As an alternative of counting on predefined edges, the node can itself directly and dynamically determine the subsequent step based by itself logic at runtime.
This allows edgeless graphs, where routing lives within agents reasonably than in a clutter of conditional rules, leading to a cleaner, more flexible technique to orchestrate handoffs.
Here’s a minimal code for using Command in a router node:
Within the above, the router agent node reads the state, decides what should run next, and returns a Command that updates the graph state and points to the subsequent node.
For the reason that node chooses the subsequent step using the goto argument, there isn’t a have to define conditional edges with add_conditional_edges.
Command makes it such that the handoff logic sits within the nodes reasonably than the sides.

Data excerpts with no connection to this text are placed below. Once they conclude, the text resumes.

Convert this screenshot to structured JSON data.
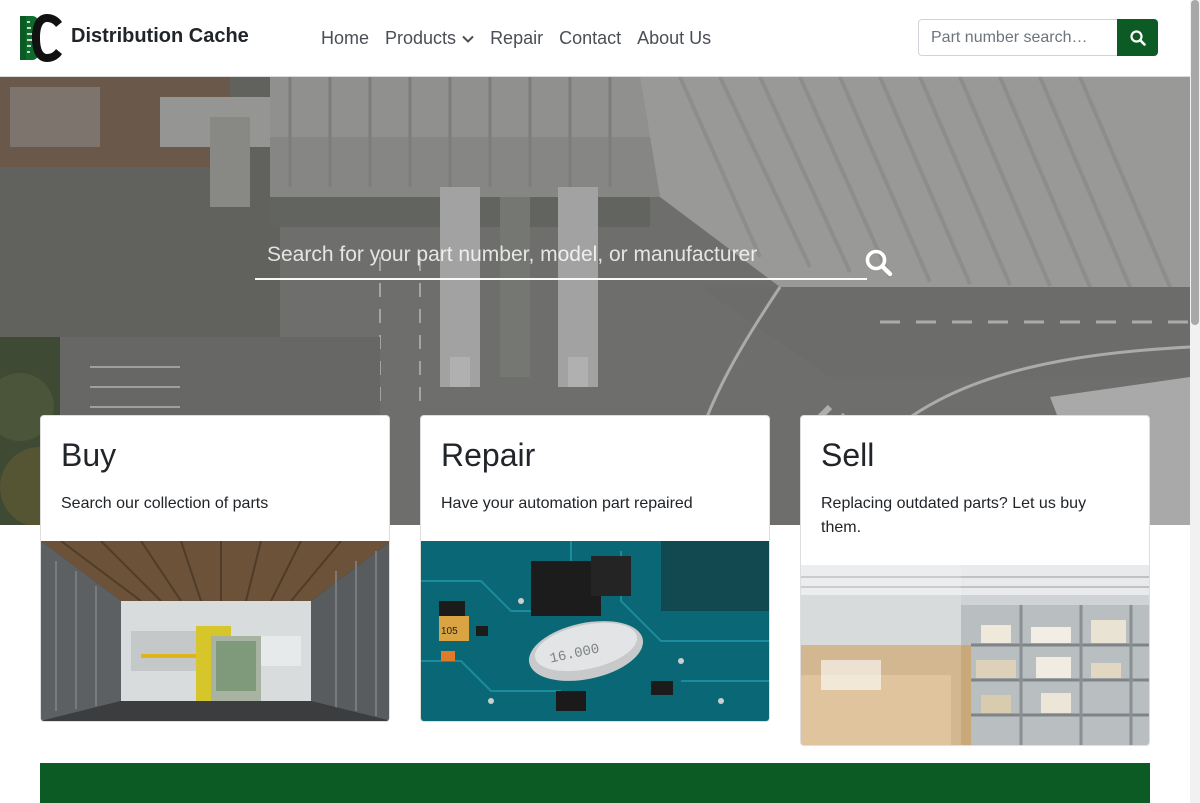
{
  "brand": {
    "name": "Distribution Cache",
    "logo_icon": "dc-logo-icon"
  },
  "nav": {
    "items": [
      {
        "label": "Home"
      },
      {
        "label": "Products",
        "has_dropdown": true
      },
      {
        "label": "Repair"
      },
      {
        "label": "Contact"
      },
      {
        "label": "About Us"
      }
    ],
    "search": {
      "placeholder": "Part number search…",
      "button_icon": "search-icon"
    }
  },
  "hero": {
    "search": {
      "placeholder": "Search for your part number, model, or manufacturer",
      "icon": "search-icon"
    }
  },
  "cards": [
    {
      "title": "Buy",
      "text": "Search our collection of parts",
      "image": "truck-forklift-image"
    },
    {
      "title": "Repair",
      "text": "Have your automation part repaired",
      "image": "circuit-board-image"
    },
    {
      "title": "Sell",
      "text": "Replacing outdated parts? Let us buy them.",
      "image": "warehouse-shelves-image"
    }
  ],
  "colors": {
    "brand_green": "#0c5a24",
    "text": "#212529",
    "nav_text": "#4a4f55"
  }
}
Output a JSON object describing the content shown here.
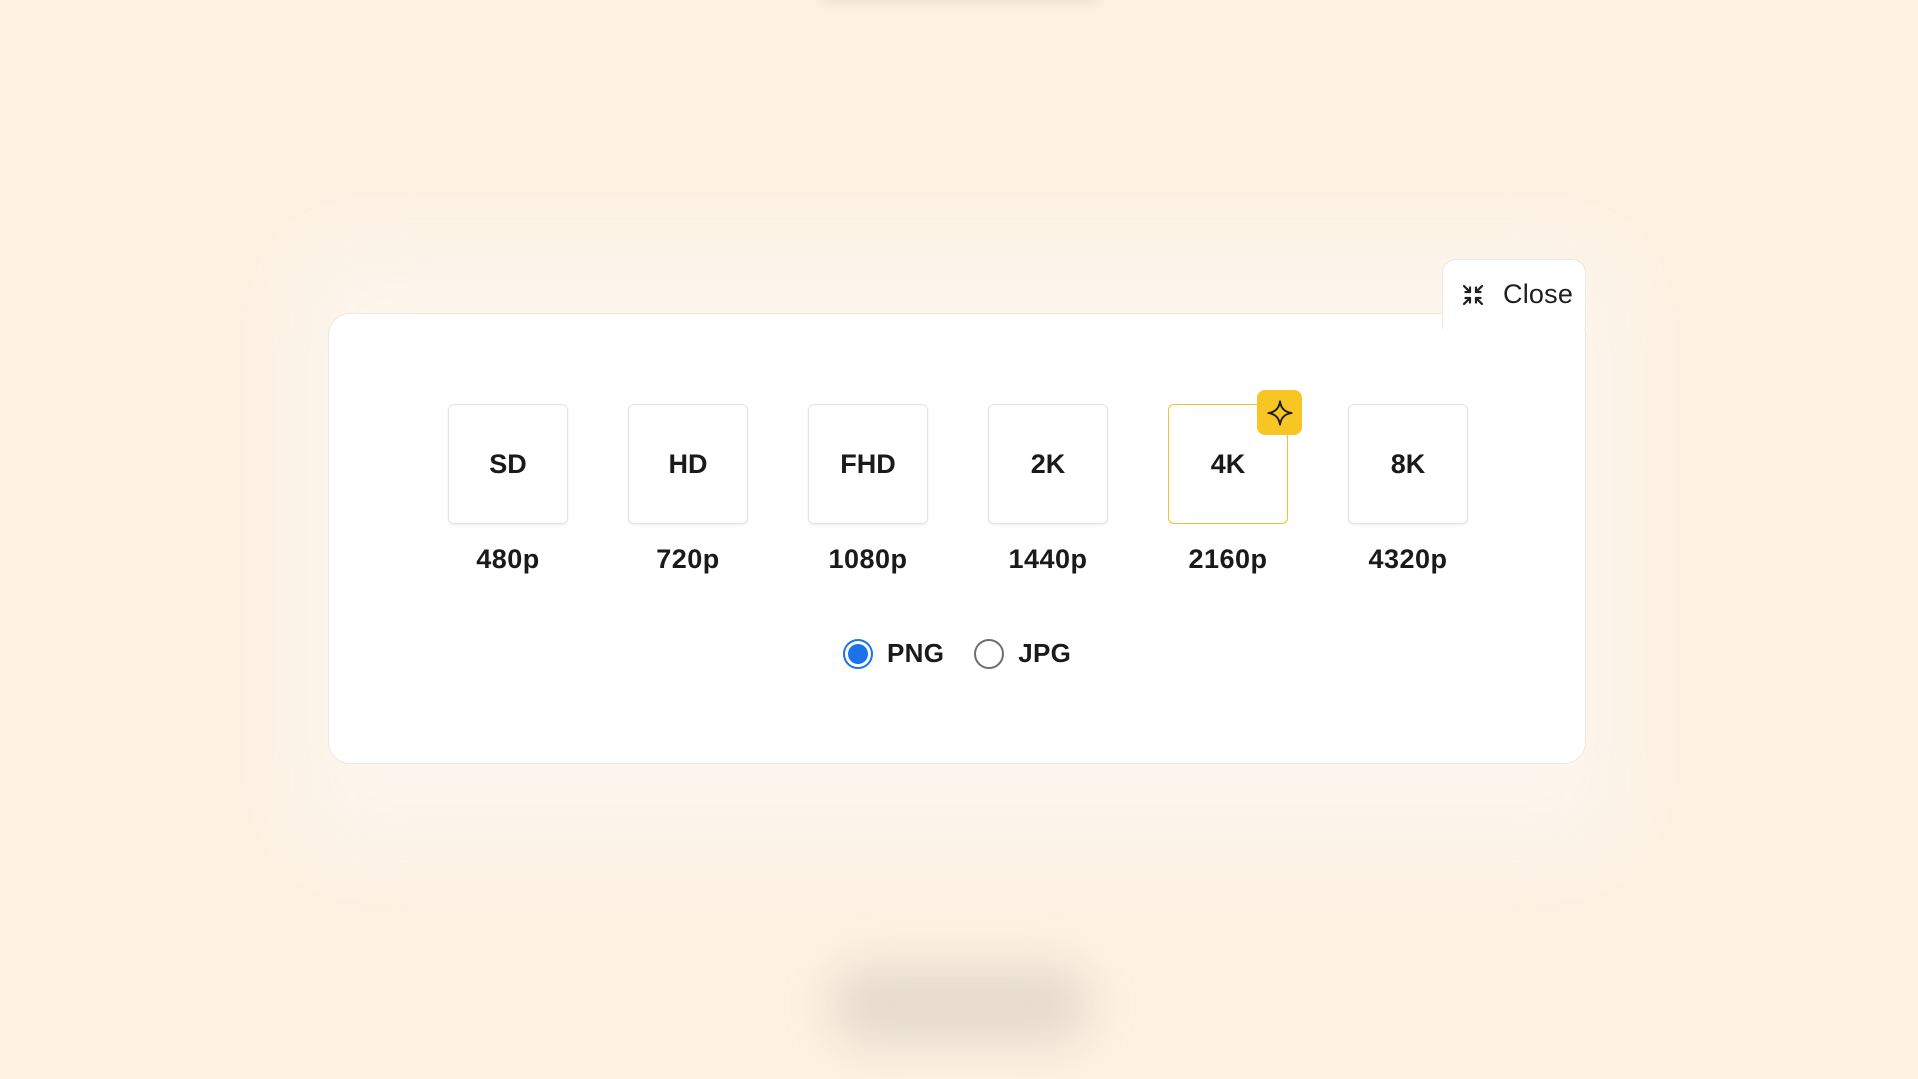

Hence, we expect the code in our supervisor node to be more lengthy:
- The supervisor node calls an LLM to return a
SupervisorDecisionstructured output object containing two key things: which agent at hand off to, and any relevant context, just like the property name extracted from the user’s message. - If no employee agent is required, the supervisor responds directly. The node returns a
Commandthat updates the messages with the response and ends the graph. - If a handoff is required, the node builds an update dictionary. It features a routing message from the supervisor and the extracted context (e.g., the property name) within the graph state, in order that the subsequent agent can use it immediately.
- Finally, the node returns a
Commandthat specifies the subsequent agent usinggotoand applies state updates (i.e., updateproperty_name).
Literal["transaction_history_agent", "property_profile_agent"]

With Command, the nodes directly resolve which agent runs next and what to pass along. It eliminates separate routing rules and keeps the handoff logic clean.
(4.3) When to make use of conditional edges or Command?
Here is tips on how to select conditional edges versus Command for handoffs:
Use conditional edges when:
- You simply need to determine which node runs next based on the present graph state, without changing it.
Use Command when:
- Your node needs to change its state and determine the subsequent node concurrently.
- This is beneficial in multi-agent handoffs where routing to a different agent normally requires spending some information to that agent.
Wrapping It Up
Agent handoffs are the core mechanism that makes a multi-agent system work effectively. In this text, we covered how those handoffs work in practice, with LangGraph serving because the implementation layer to precise them using conditional routing or the Command object.
Whatever framework we use, the concept stays the identical: clear, consistent handoffs are what enable agents to work together.
Try this GitHub repo for the code implementation.